Challenges ahead

This is my last entry for a few days as I fully intend to make the most of the holidays. I wanted to take the opportunity to say thanks to those who regularly read and support this blog, and to wish everybody a merry christmas and good luck for the new year.

A number of events have stood out during 2007 that serve to remind of the importance of process over technology when it comes managing information security. Most recently, of course, the HMRC data breach demonstrated that all the technology in the world can’t stop people doing daft things that break the rules and put your revenue and reputation at risk.

My priorities for the new year are going to be:

– Focusing on user access and entitlements to company data

– Focusing on the security of the third party vendors that we deal with

– Tightening up our borders and spending more time on testing that the technology side of things is hardened and properly managed

– Security awareness and information for employees

2008 will, I predict, be a challenging year. Stories such as this one reported in The Times about state sponsored hacking probably represent the tip of the iceberg and we’ll likely be seeing many more disturbing reports of such activities with consequences for foreign organisations performing business within countries under suspicion. Social networking sites will be a magnet for hackers and identity thieves and stories about both individuals and brands being affected will be rife.

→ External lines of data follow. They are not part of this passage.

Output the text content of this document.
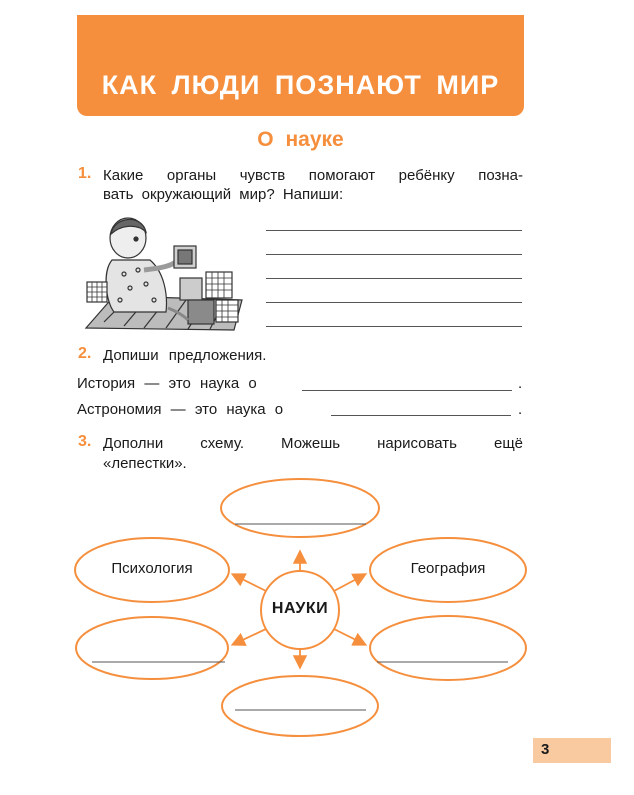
КАК ЛЮДИ ПОЗНАЮТ МИР
О науке
1. Какие органы чувств помогают ребёнку позна-
вать окружающий мир? Напиши:
2. Допиши предложения.
История — это наука о	.
Астрономия — это наука о	.
3. Дополни схему. Можешь нарисовать ещё
«лепестки».
Психология	География
НАУКИ
3
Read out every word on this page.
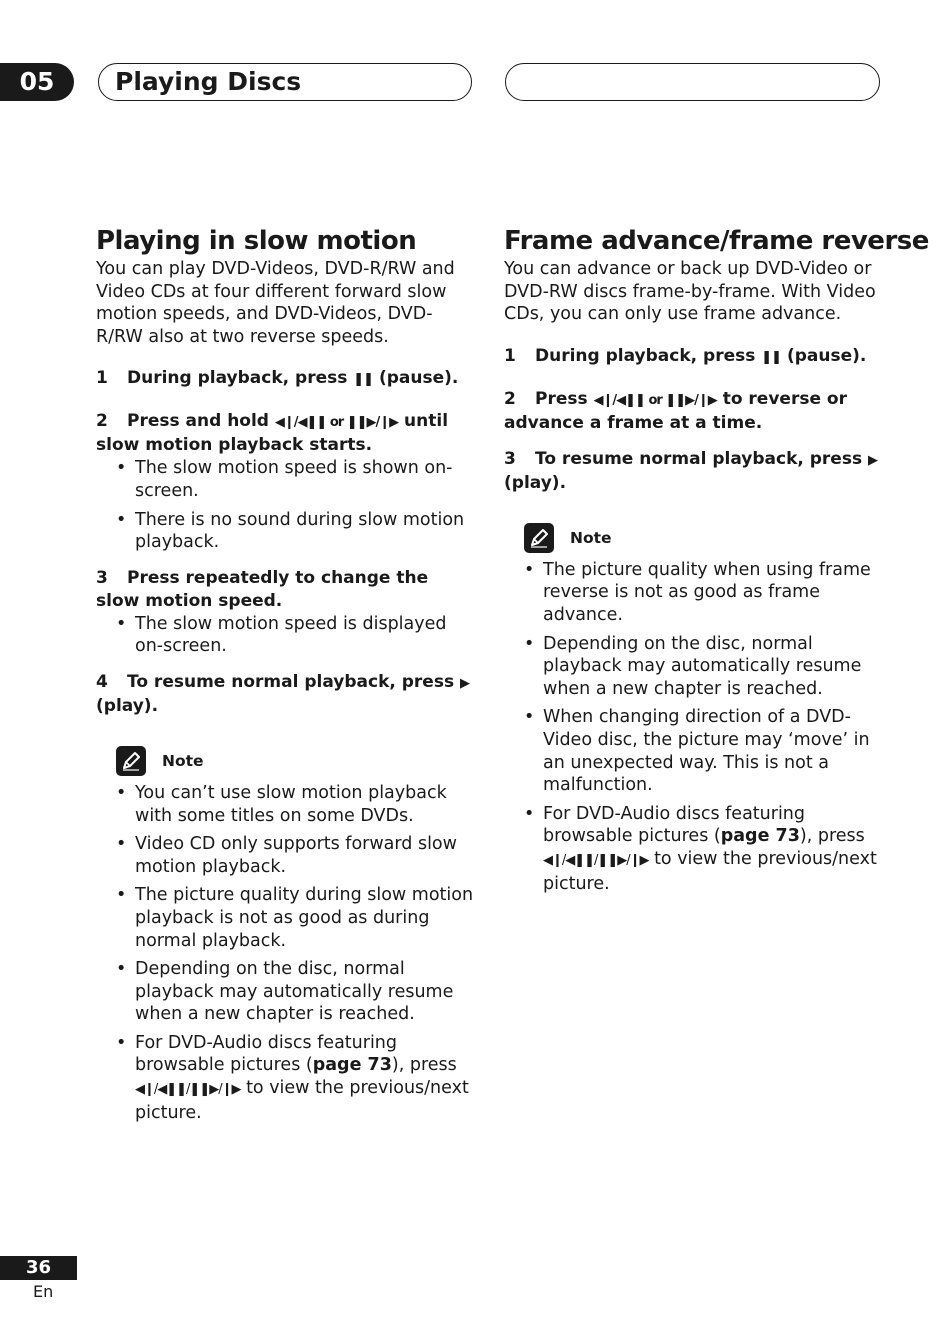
05	Playing Discs
Playing in slow motion

You can play DVD-Videos, DVD-R/RW and Video CDs at four different forward slow motion speeds, and DVD-Videos, DVD-R/RW also at two reverse speeds.

1 During playback, press ❚❚ (pause).

2 Press and hold ◀❙/◀❚❚ or ❚❚▶/❙▶ until slow motion playback starts.

• The slow motion speed is shown on-screen.
• There is no sound during slow motion playback.

3 Press repeatedly to change the slow motion speed.

• The slow motion speed is displayed on-screen.

4 To resume normal playback, press ▶ (play).

Note
• You can’t use slow motion playback with some titles on some DVDs.
• Video CD only supports forward slow motion playback.
• The picture quality during slow motion playback is not as good as during normal playback.
• Depending on the disc, normal playback may automatically resume when a new chapter is reached.
• For DVD-Audio discs featuring browsable pictures (page 73), press ◀❙/◀❚❚/❚❚▶/❙▶ to view the previous/next picture.
Frame advance/frame reverse

You can advance or back up DVD-Video or DVD-RW discs frame-by-frame. With Video CDs, you can only use frame advance.

1 During playback, press ❚❚ (pause).

2 Press ◀❙/◀❚❚ or ❚❚▶/❙▶ to reverse or advance a frame at a time.

3 To resume normal playback, press ▶ (play).

Note
• The picture quality when using frame reverse is not as good as frame advance.
• Depending on the disc, normal playback may automatically resume when a new chapter is reached.
• When changing direction of a DVD-Video disc, the picture may ‘move’ in an unexpected way. This is not a malfunction.
• For DVD-Audio discs featuring browsable pictures (page 73), press ◀❙/◀❚❚/❚❚▶/❙▶ to view the previous/next picture.
36
En
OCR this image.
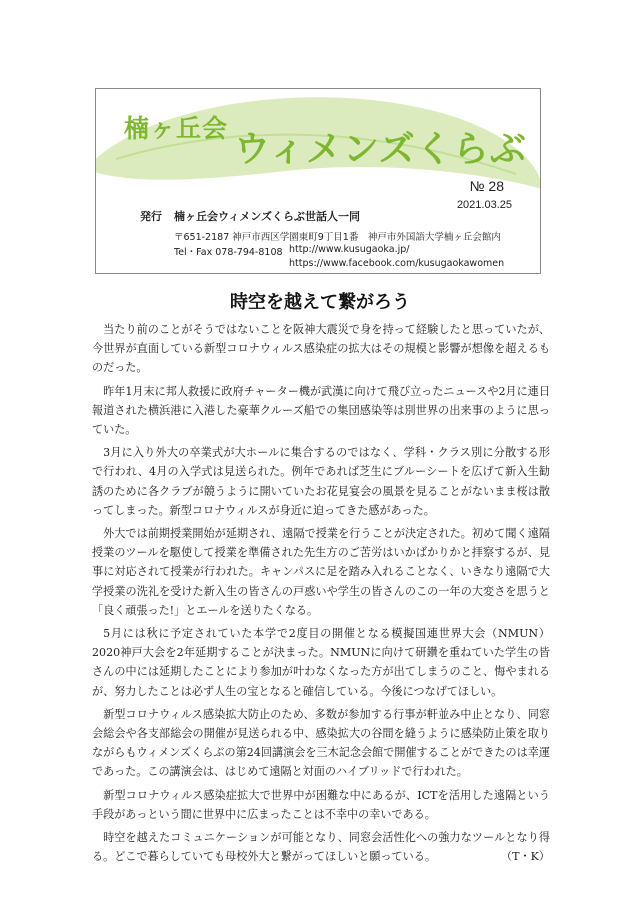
楠ヶ丘会
ウィメンズくらぶ
№ 28
2021.03.25
発行 楠ヶ丘会ウィメンズくらぶ世話人一同
〒651-2187 神戸市西区学園東町9丁目1番　神戸市外国語大学楠ヶ丘会館内
Tel・Fax 078-794-8108 http://www.kusugaoka.jp/
https://www.facebook.com/kusugaokawomen
時空を越えて繋がろう

当たり前のことがそうではないことを阪神大震災で身を持って経験したと思っていたが、今世界が直面している新型コロナウィルス感染症の拡大はその規模と影響が想像を超えるものだった。

昨年1月末に邦人救援に政府チャーター機が武漢に向けて飛び立ったニュースや2月に連日報道された横浜港に入港した豪華クルーズ船での集団感染等は別世界の出来事のように思っていた。

3月に入り外大の卒業式が大ホールに集合するのではなく、学科・クラス別に分散する形で行われ、4月の入学式は見送られた。例年であれば芝生にブルーシートを広げて新入生勧誘のために各クラブが競うように開いていたお花見宴会の風景を見ることがないまま桜は散ってしまった。新型コロナウィルスが身近に迫ってきた感があった。

外大では前期授業開始が延期され、遠隔で授業を行うことが決定された。初めて聞く遠隔授業のツールを駆使して授業を準備された先生方のご苦労はいかばかりかと拝察するが、見事に対応されて授業が行われた。キャンパスに足を踏み入れることなく、いきなり遠隔で大学授業の洗礼を受けた新入生の皆さんの戸惑いや学生の皆さんのこの一年の大変さを思うと「良く頑張った!」とエールを送りたくなる。

5月には秋に予定されていた本学で2度目の開催となる模擬国連世界大会（NMUN）2020神戸大会を2年延期することが決まった。NMUNに向けて研鑽を重ねていた学生の皆さんの中には延期したことにより参加が叶わなくなった方が出てしまうのこと、悔やまれるが、努力したことは必ず人生の宝となると確信している。今後につなげてほしい。

新型コロナウィルス感染拡大防止のため、多数が参加する行事が軒並み中止となり、同窓会総会や各支部総会の開催が見送られる中、感染拡大の谷間を縫うように感染防止策を取りながらもウィメンズくらぶの第24回講演会を三木記念会館で開催することができたのは幸運であった。この講演会は、はじめて遠隔と対面のハイブリッドで行われた。

新型コロナウィルス感染症拡大で世界中が困難な中にあるが、ICTを活用した遠隔という手段があっという間に世界中に広まったことは不幸中の幸いである。

時空を越えたコミュニケーションが可能となり、同窓会活性化への強力なツールとなり得る。どこで暮らしていても母校外大と繋がってほしいと願っている。	（T・K）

Such an environment means that the information security industry will continue to florish. I was recently in Spain on business where I learnt that few organisations presently employ individuals with the sort of position that I hold. I think that’s about to change as countries that have typically lagged behind with regards to technology come of age and begin to suffer their own fair share of electrionic attacks and data breaches.

As for my own personal 2008. I’m looking forward to the challenges ahead and, obviously, another good year of blogging!